In Sydney, an initial trial was conducted in a 200-seat Yum Cha restaurant that operates 364 days of the year with a daily average of 275 customers. The restaurant had two water cooled wok stoves each with two burners and rear swivel spouts. For the purpose of the trial, one stove was replaced with a waterless unit complete with cut-off spout and tap timer.

Cooling water savings of 3,500L a day and cleaning water savings of 2,550L a day were recorded, giving a total cost saving of $A5,110 a year. With an installed replacement cost of $A5,000 for the waterless wok stove, payback was achieved in one year.

Robert Quinn of NPC says his company developed the first prototype waterless wok stoves and managed the initial trials for Sydney Water.

“About 70 waterless wok stoves have been installed, many of them under a program involving the Ethnic Communities Council of New south Wales and NPC. Another 160 installations are scheduled.

“Roll out of the program is being assisted by grants from the NSW Government’s Water Savings Fund. Participating restaurants can receive a grant of $A2,000 towards the cost of installing a waterless wok stove, or a grant of $A2,000 plus an interest-free loan of $A2,000 to be paid back after one year.

“This incentive scheme is helping to provide substantial water and cost savings, but the replacement of conventional wok stoves should be made mandatory. Our trials have shown that water-cooled wok stoves waste huge amounts of water, and waterless wok stoves are now readily available. They also make good business sense – they can pay for themselves in 12 to 18 months.”

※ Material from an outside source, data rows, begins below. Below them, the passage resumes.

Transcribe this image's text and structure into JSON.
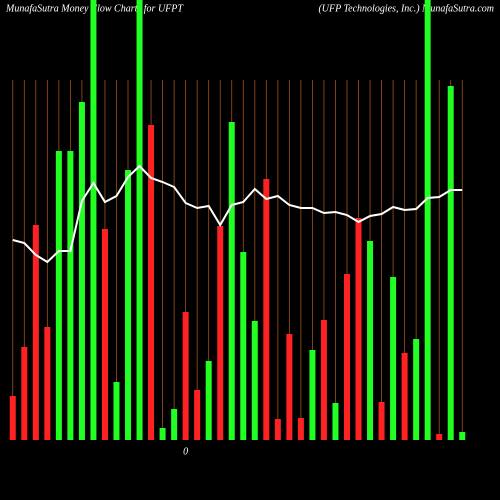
{
  "chart_data": {
    "type": "bar",
    "title": "MunafaSutra  Money Flow  Charts for UFPT",
    "subtitle": "(UFP Technologies,  Inc.) MunafaSutra.com",
    "annotation": "0",
    "categories": [
      null,
      null,
      null,
      null,
      null,
      null,
      null,
      null,
      null,
      null,
      null,
      null,
      null,
      null,
      null,
      null,
      null,
      null,
      null,
      null,
      null,
      null,
      null,
      null,
      null,
      null,
      null,
      null,
      null,
      null,
      null,
      null,
      null,
      null,
      null,
      null,
      null,
      null,
      null,
      null
    ],
    "values": [
      44,
      93,
      215,
      113,
      289,
      289,
      338,
      440,
      211,
      58,
      270,
      440,
      315,
      12,
      31,
      128,
      50,
      79,
      214,
      318,
      188,
      119,
      261,
      21,
      106,
      22,
      90,
      120,
      37,
      166,
      222,
      199,
      38,
      163,
      87,
      101,
      440,
      6,
      354,
      8
    ],
    "colors": [
      "#ff2222",
      "#ff2222",
      "#ff2222",
      "#ff2222",
      "#22ff22",
      "#22ff22",
      "#22ff22",
      "#22ff22",
      "#ff2222",
      "#22ff22",
      "#22ff22",
      "#22ff22",
      "#ff2222",
      "#22ff22",
      "#22ff22",
      "#ff2222",
      "#ff2222",
      "#22ff22",
      "#ff2222",
      "#22ff22",
      "#22ff22",
      "#22ff22",
      "#ff2222",
      "#ff2222",
      "#ff2222",
      "#ff2222",
      "#22ff22",
      "#ff2222",
      "#22ff22",
      "#ff2222",
      "#ff2222",
      "#22ff22",
      "#ff2222",
      "#22ff22",
      "#ff2222",
      "#22ff22",
      "#22ff22",
      "#ff2222",
      "#22ff22",
      "#22ff22"
    ],
    "line": {
      "color": "#ffffff",
      "values": [
        200,
        197,
        185,
        178,
        189,
        189,
        239,
        257,
        238,
        244,
        263,
        274,
        262,
        258,
        253,
        237,
        232,
        234,
        215,
        235,
        238,
        251,
        241,
        244,
        235,
        232,
        232,
        227,
        228,
        225,
        218,
        224,
        226,
        233,
        230,
        231,
        242,
        243,
        250,
        250
      ]
    },
    "ylim": [
      0,
      440
    ],
    "grid_color": "#a0521e"
  }
}
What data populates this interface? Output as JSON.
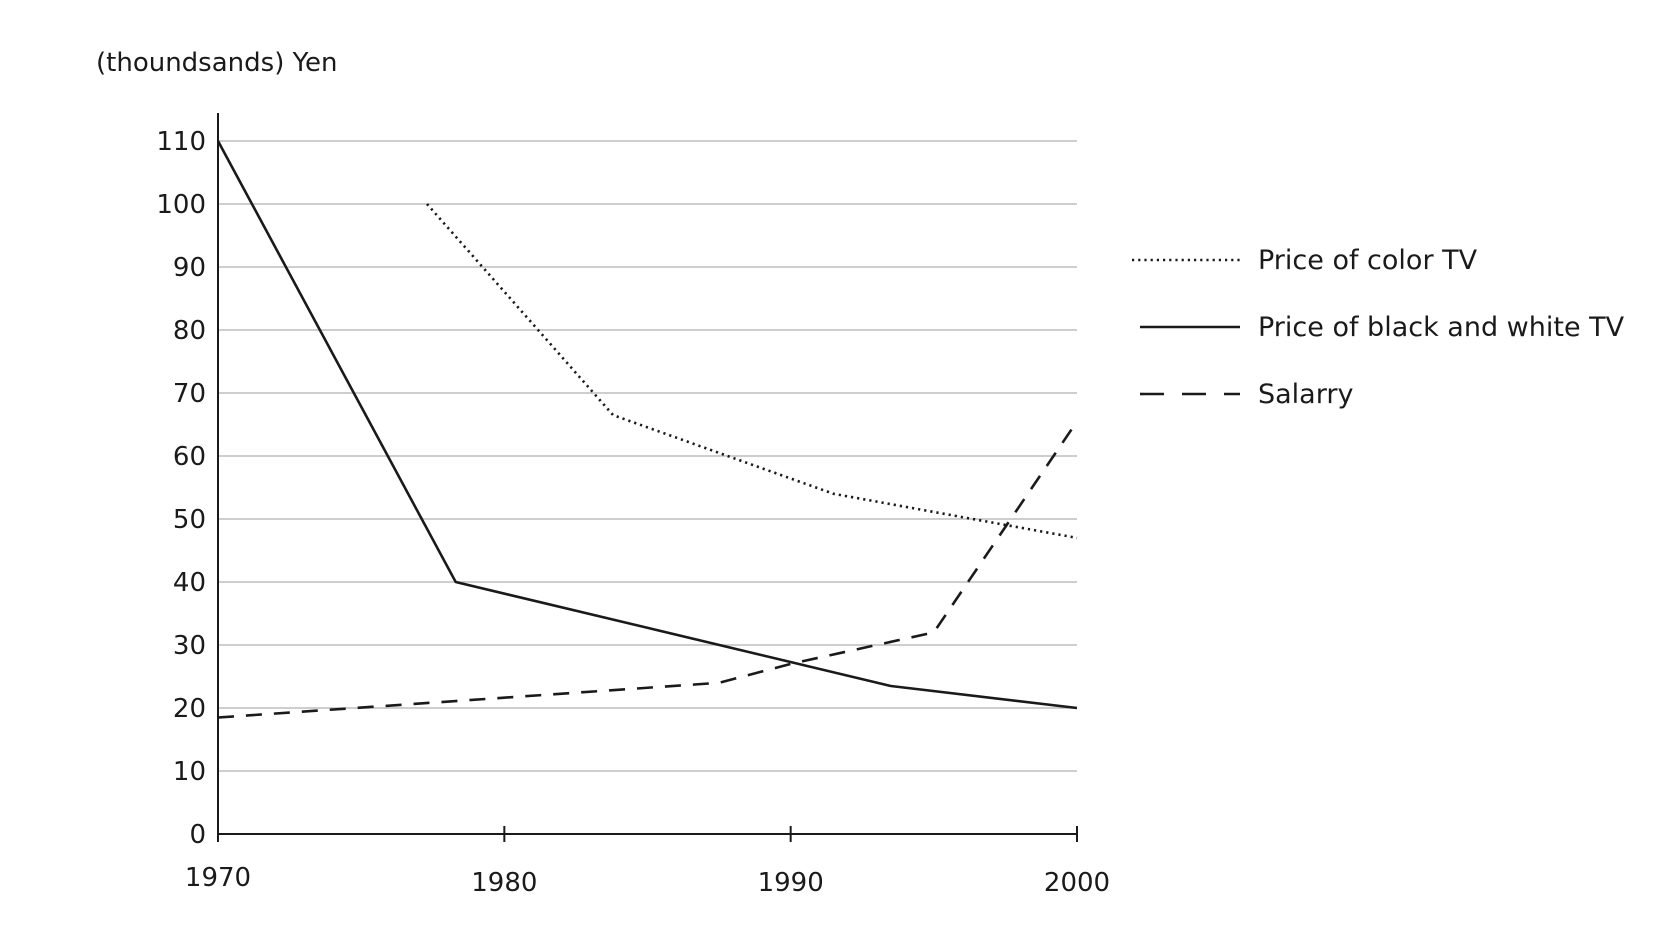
{
  "chart_data": {
    "type": "line",
    "title": "",
    "xlabel": "",
    "ylabel": "(thoundsands) Yen",
    "xlim": [
      1970,
      2000
    ],
    "ylim": [
      0,
      110
    ],
    "x_ticks": [
      1970,
      1980,
      1990,
      2000
    ],
    "y_ticks": [
      0,
      10,
      20,
      30,
      40,
      50,
      60,
      70,
      80,
      90,
      100,
      110
    ],
    "grid": true,
    "legend_position": "right",
    "series": [
      {
        "name": "Price of color TV",
        "style": "dotted",
        "color": "#1a1a1a",
        "points": [
          [
            1977.3,
            100
          ],
          [
            1983.8,
            66.5
          ],
          [
            1991.5,
            54
          ],
          [
            2000,
            47
          ]
        ]
      },
      {
        "name": "Price of black and white TV",
        "style": "solid",
        "color": "#1a1a1a",
        "points": [
          [
            1970,
            110
          ],
          [
            1978.3,
            40
          ],
          [
            1993.5,
            23.5
          ],
          [
            2000,
            20
          ]
        ]
      },
      {
        "name": "Salarry",
        "style": "dashed",
        "color": "#1a1a1a",
        "points": [
          [
            1970,
            18.5
          ],
          [
            1987.5,
            24
          ],
          [
            1990,
            27
          ],
          [
            1995,
            32
          ],
          [
            2000,
            65.5
          ]
        ]
      }
    ]
  }
}
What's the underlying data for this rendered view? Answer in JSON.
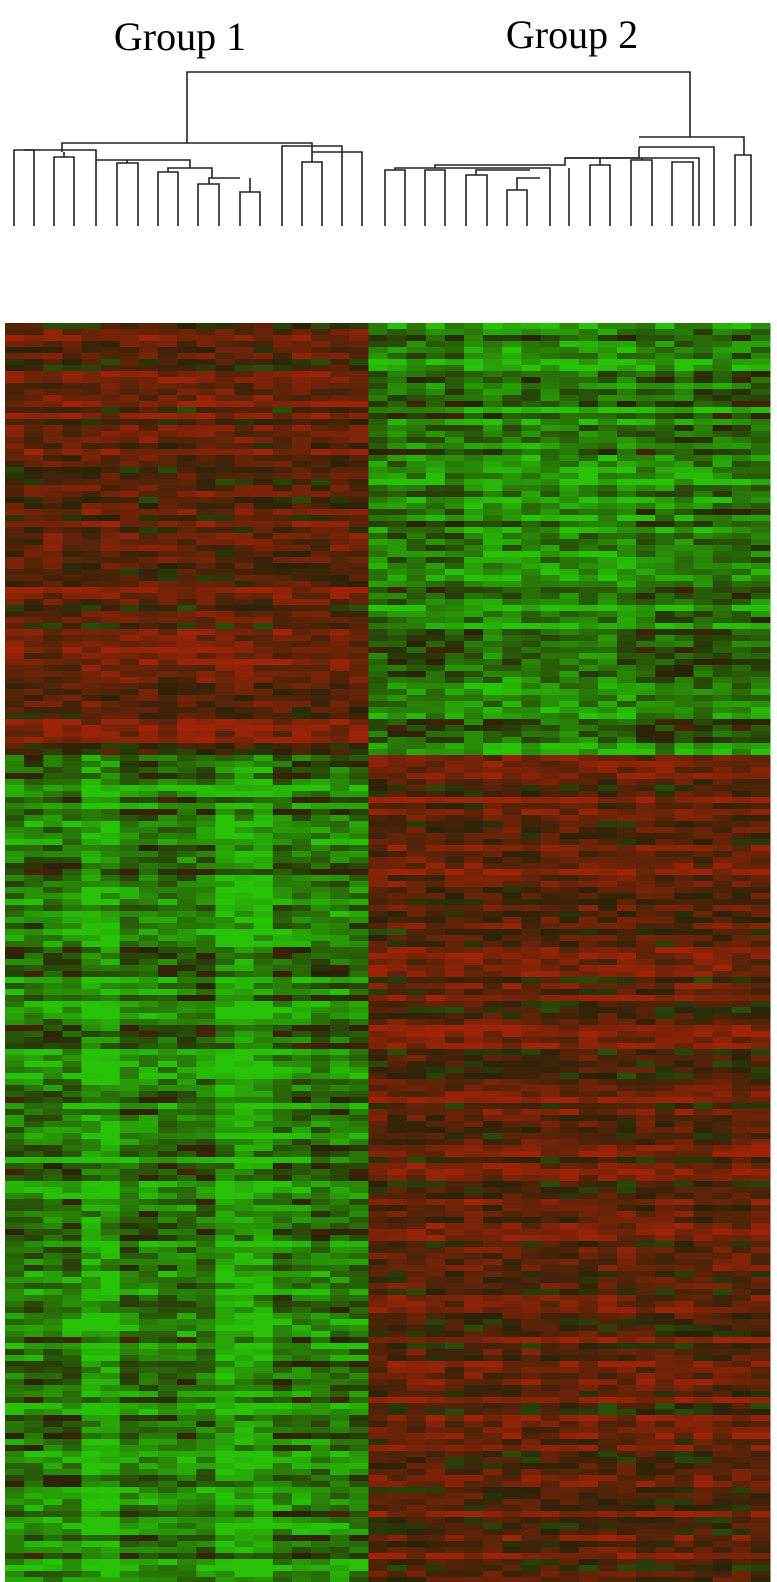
{
  "labels": {
    "group_1": "Group 1",
    "group_2": "Group 2"
  }
}
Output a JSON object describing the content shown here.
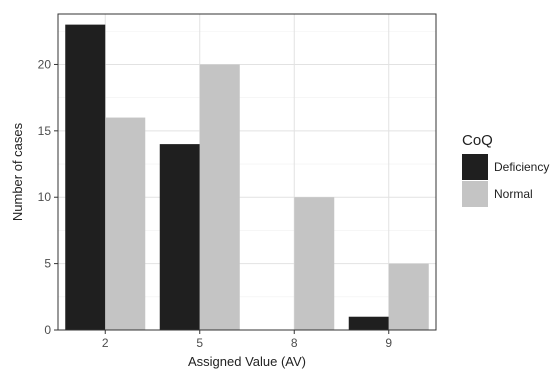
{
  "chart_data": {
    "type": "bar",
    "categories": [
      "2",
      "5",
      "8",
      "9"
    ],
    "series": [
      {
        "name": "Deficiency",
        "values": [
          23,
          14,
          0,
          1
        ],
        "color": "#1f1f1f"
      },
      {
        "name": "Normal",
        "values": [
          16,
          20,
          10,
          5
        ],
        "color": "#c4c4c4"
      }
    ],
    "xlabel": "Assigned Value (AV)",
    "ylabel": "Number of cases",
    "ylim": [
      0,
      23.8
    ],
    "yticks": [
      0,
      5,
      10,
      15,
      20
    ],
    "grid": true,
    "legend": {
      "title": "CoQ",
      "placement": "right"
    }
  }
}
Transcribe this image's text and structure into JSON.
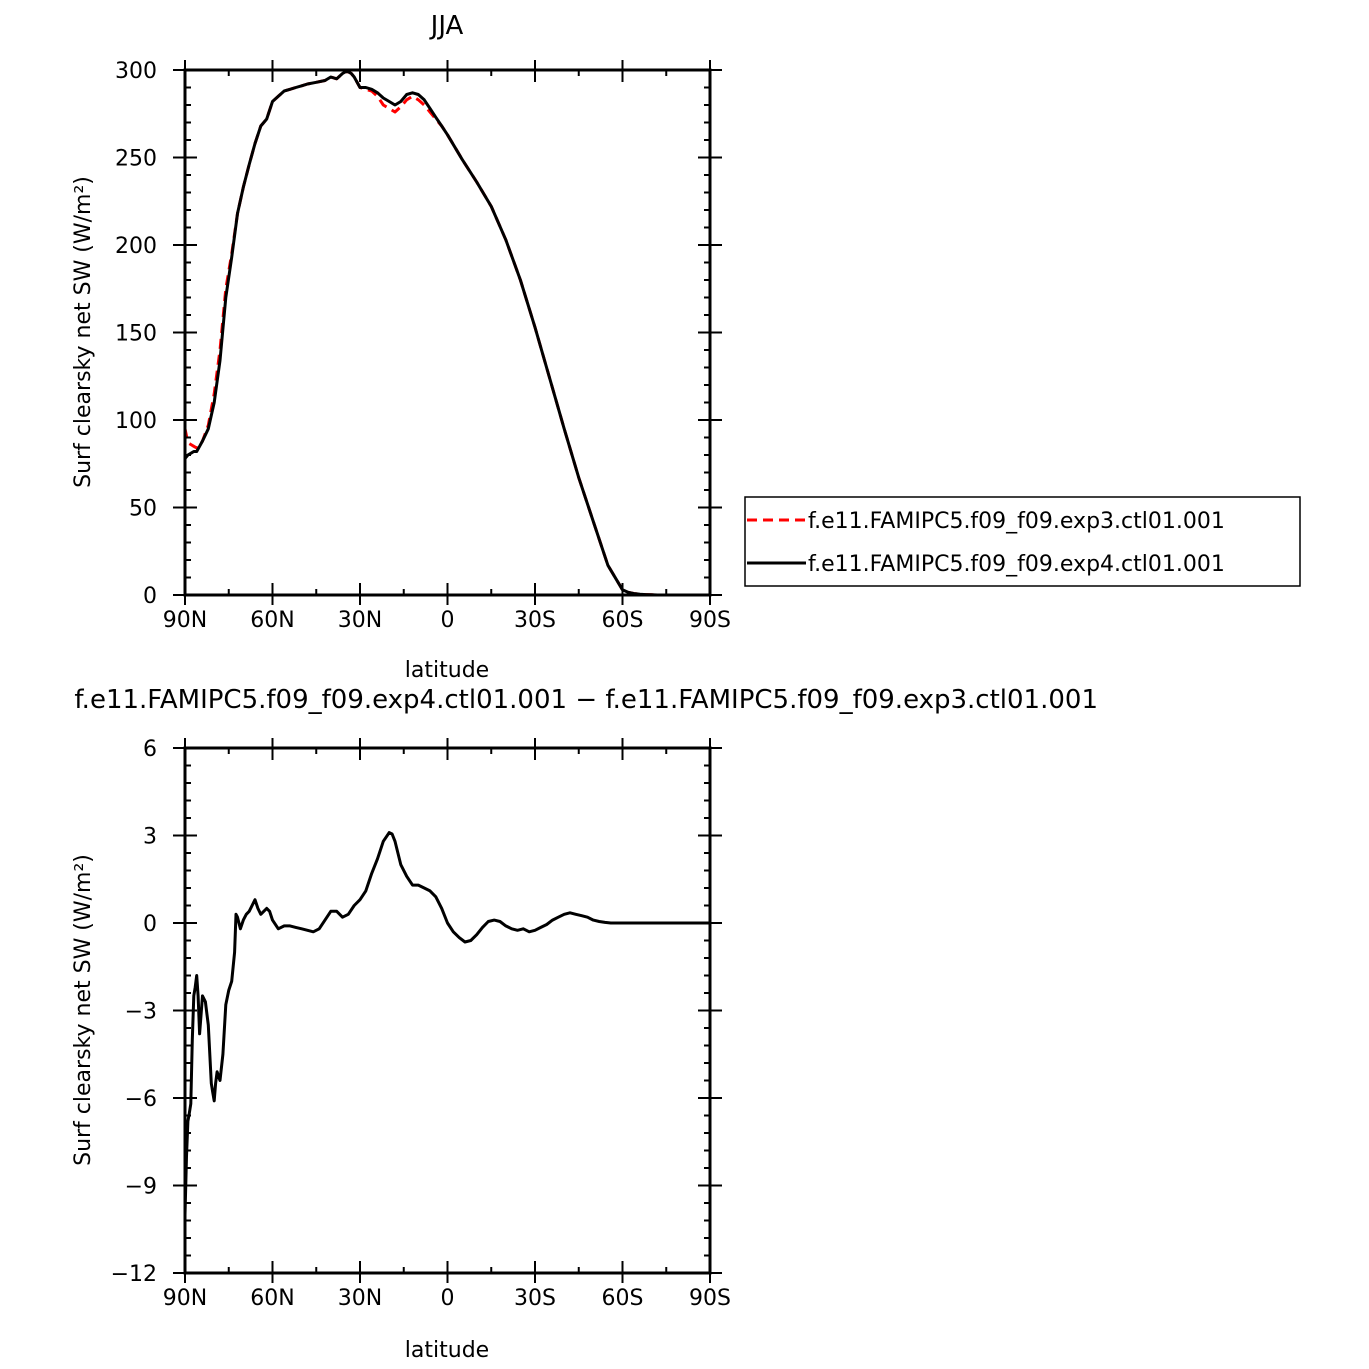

The benefits of waterless wok stoves have also been recognized in Melbourne, the capital city of the State of Victoria.

The City of Melbourne, in partnership with B&S and the Sustainable Melbourne Fund, has launched the Waterless Wok Stove Program, which offers up to 20 businesses the opportunity to recycle their current wok stove and upgrade to a waterless unit with competitive terms and no upfront costs.

Demonstration sessions have been conducted for prospective participants to highlight the benefits of converting to a waterless unit, including reducing water usage by up to 90%. The cost of the waterless wok stove varies depending on whether the new stove will need to be customized to meet kitchen requirements, and water savings will depend on how the current wok stove is used.

There are an estimated 300 conventional wok stoves in the City of Melbourne, using about 1.8ML of water a day.

“Data to compare water usage in the restaurants that install waterless wok stoves will be compiled to gauge the success of the program, and metal from the stoves that are being replaced will be recycled.”

Financial incentives for program participants include a rebate on the cost of the new unit from the State Government agency Sustainability Victoria and a loan for the remaining cost from the Sustainable Melbourne Fund, repayable in instalments over two years.

For many businesses, cost savings from reduced water use are expected to cover payments for the waterless wok stove.

Melbourne retail companies City West Water and South East Water will assist with evaluation once the program is running, with a view to the future broad promotion of waterless wok stoves.

Another water retailer in Melbourne is involved in trialling waterless wok stoves. Yarra Valley Water is working with selected restaurants in the city’s outer eastern suburbs with a view to building up case studies that will encourage more restaurants to adopt the new technology.

This Australian initiative is one that every city the world over would do well to investigate and implement.

While local authorities make many demands on the health conditions of restaurants, thought needs to be given to introducing such waterless stoves/woks as a requirement of setting up an Asian restaurant.

It’s a win-win for all parties in the process, as well as the environment.


----------



## hchaz (Feb 23, 2017)

The wall of water is to reduce oil/grease buildup. Without it, the heat would bake the oil onto the wall just like when you season a pan


----------